The trade war initiated by President Trump has changed the landscape for the Fed. Tariffs are inflationary but the impact is likely to be an initial sharp step up. Thereafter, things are less clear. If the economy slows, as one might reasonably expect, inflation pressures will ease. On the other hand, a new trade equilibrium exacerbated by potential labour shortages, tariff escalations and supply chain disruptions is likely to be inflationary. The net impact on inflation is hard to guess.

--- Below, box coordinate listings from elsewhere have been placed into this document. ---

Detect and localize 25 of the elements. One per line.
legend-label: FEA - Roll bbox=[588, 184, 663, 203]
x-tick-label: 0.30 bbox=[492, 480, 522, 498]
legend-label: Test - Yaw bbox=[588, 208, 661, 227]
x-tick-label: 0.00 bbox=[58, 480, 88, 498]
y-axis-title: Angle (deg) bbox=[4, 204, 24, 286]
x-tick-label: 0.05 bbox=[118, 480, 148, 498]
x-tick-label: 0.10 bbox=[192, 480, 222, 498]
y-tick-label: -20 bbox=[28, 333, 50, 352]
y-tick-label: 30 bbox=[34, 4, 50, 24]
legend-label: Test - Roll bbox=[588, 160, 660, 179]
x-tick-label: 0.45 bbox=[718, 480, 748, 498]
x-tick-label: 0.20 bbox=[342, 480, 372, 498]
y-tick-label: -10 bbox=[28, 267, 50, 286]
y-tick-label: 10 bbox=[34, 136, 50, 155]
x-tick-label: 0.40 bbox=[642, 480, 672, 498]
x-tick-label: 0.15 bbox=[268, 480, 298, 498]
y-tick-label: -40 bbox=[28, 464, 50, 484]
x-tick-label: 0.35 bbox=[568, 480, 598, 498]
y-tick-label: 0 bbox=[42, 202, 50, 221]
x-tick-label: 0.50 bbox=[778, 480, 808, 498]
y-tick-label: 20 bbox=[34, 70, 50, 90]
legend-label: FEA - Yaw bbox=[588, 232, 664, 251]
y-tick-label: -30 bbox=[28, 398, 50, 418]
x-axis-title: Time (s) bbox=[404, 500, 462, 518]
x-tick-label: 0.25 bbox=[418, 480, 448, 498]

The impact on output is a bit clearer. Consumer confidence will be further impaired and consumption is 67% of GDP. Investment, 18% of GDP, will likely fall sharply as corporate investment plans are halted by uncertainty. The 18% of government spending will likely be constrained by the already increasing fiscal deficit, compounded by rising funding costs unless rates are cut aggressively and the yield curve is cooperative and doesn’t steepen sharply. The current account deficit will probably shrink sharply as trade shuts down.
On balance, the odds are that inflation remains elevated while output slows and probably shrinks. The thankless job of monetary policy would encourage rational Fed officials to find other vocations.
Economic forecasting is difficult enough when geopolitics is a continuous diffusion. When it is a series of discontinuous changes in direction or pace, forecasting is impossible. One has to get the geopolitical outlook right before one can make inferences about the economic impacts.
Trump intends to achieve net zero trade balances on a pairwise basis with all trading partners. Is this useful? That’s not the relevant question. Is it practical? Also not very relevant. Will he go for it? Very relevant. Answer? Don’t know. Best guess, he will go for it.
Much depends on the response of the various trading partners. If they retaliate then one can expect Trump to escalate. If they back down and negotiate, the risk of non-tariff conditions rears its head. The US believes itself capable of self-sufficiency and with the development of fracking and shale oil, they nearly are. Nearly, because they still need immigrants.
One can only hope that trading partners choose not to escalate. Too late; China has called (+34%) and Trump has raised (+50%). A less ambitious hope is that America’s trading partners at least do not turn on one another and decide to restore some normalcy to global ex-US trade. There are some signs of this. The EU has refrained from tariffs on bourbon, wine and dairy products and has reached out to China to coordinate the management of trade diversions resulting from the American tariffs. Still more needs to be done to prune tariffs and non-tariff barriers to trade. The business lobby in the US will be a significant actor. This constituency had cosied up to Trump during his campaign and pre Liberation Day in an effort to either gain favour or influence policy. That strategy has not paid off. With global supply chains as integrated as they were, US business has every interest in lobbying for some tariff relief and orderly industrial policy. Until they succeed, corporate investment, almost a fifth of US output, will be on hold.